A lone traveler would have come to grief in this hazardous terrain. Fortunately there were six, not one, entering the crater on this particular day.

Two spacesuited figures, one bipedal, one quadrupedal, walked down one of the steeper bits of the slope, making zig-zag sweeps left and right to cover the terrain as completely as possible. Their vehicle followed a safe distance behind them, the immense and ungainly collection of parts creeping along on its massive wheels.

On one leftward sweep, the bipedal scout stepped off an unseen subterranean ridge. On the right, the sands lay atop an ancient, well-compacted sandstone. On the left, they covered a subsidence filled with uncompacted, unstable powder- exactly the hazard remembered from the biped’s childhood on an unimaginably alien world. His left boot found it, and immediately he went tumbling down the slope. Indeed, the slope beneath him went tumbling as well, subsiding a good forty meters before finding a new equilibrium.

The scout righted himself, buried past his low-slung hips by the slide. The tough exterior layer of his well-worn spacesuit easily held up against the light, soft grains of collected dust and sand. A few barked orders were sufficient to keep the quadrupedal scout from attempting to rush down to his aid.
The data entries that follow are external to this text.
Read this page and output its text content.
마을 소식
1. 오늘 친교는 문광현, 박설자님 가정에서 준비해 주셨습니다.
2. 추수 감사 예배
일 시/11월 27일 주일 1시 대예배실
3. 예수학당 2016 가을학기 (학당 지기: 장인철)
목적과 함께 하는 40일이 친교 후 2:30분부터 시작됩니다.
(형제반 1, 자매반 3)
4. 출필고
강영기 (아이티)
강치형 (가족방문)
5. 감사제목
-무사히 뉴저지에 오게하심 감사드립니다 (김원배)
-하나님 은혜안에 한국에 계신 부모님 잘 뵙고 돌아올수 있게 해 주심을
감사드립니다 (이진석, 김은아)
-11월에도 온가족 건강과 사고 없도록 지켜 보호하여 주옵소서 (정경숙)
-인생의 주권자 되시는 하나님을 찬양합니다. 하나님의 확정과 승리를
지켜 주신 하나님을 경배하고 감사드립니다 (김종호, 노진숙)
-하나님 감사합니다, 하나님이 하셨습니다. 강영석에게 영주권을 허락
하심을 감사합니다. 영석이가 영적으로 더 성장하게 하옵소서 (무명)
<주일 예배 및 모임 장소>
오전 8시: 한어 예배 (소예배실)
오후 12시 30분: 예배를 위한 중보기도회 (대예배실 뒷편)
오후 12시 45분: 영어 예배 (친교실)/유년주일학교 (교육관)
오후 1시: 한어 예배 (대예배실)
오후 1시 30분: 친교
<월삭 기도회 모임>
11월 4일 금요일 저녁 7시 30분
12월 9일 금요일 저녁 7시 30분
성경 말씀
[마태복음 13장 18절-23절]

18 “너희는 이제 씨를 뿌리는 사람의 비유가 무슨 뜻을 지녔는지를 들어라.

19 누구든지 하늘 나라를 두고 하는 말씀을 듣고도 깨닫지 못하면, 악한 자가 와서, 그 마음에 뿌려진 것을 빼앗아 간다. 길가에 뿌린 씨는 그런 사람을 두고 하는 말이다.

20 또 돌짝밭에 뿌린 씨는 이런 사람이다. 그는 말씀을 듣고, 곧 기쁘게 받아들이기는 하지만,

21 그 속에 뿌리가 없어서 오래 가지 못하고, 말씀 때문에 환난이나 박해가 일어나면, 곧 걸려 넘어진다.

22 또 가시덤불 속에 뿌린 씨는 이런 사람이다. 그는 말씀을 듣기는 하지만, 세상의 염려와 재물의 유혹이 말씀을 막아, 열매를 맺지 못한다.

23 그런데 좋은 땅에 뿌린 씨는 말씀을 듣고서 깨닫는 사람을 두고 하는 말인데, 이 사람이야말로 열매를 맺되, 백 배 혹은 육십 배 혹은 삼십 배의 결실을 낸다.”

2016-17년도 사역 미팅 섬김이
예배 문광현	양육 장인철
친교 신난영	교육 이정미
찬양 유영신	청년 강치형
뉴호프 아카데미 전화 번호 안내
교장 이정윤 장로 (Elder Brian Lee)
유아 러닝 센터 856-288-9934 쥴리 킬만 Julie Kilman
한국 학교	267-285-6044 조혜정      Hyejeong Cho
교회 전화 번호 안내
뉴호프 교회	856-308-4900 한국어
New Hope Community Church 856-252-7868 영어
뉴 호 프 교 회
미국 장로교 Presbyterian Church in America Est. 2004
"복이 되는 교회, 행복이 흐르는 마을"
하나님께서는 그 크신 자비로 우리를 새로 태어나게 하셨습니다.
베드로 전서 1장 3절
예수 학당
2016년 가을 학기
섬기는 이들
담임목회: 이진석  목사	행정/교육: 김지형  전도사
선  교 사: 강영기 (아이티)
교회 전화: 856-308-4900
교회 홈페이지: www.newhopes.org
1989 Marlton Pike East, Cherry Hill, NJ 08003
More discussion with the occupants of the vehicle turned it away from the landslide area.

And as the quadruped carefully stamped the edge of the revealed crest, tracing it further down the slope and guiding the rover onto a safer path, the biped pulled himself out of his hole and, with the same caution used to guide the vehicle before the slide, he crawled across the soft sand until his hands and feet found the solid surface once more.

In fifteen minutes it was over, and both scouts led their vehicle onwards down the sandy, rock-studded slope.

TRANSCRIPT – AUDIO EXCHANGE BETWEEN ESA AMICITAS AND NASA EXPLORATION VESSEL HERMES
(note: one-way lightspeed lag of over four minutes)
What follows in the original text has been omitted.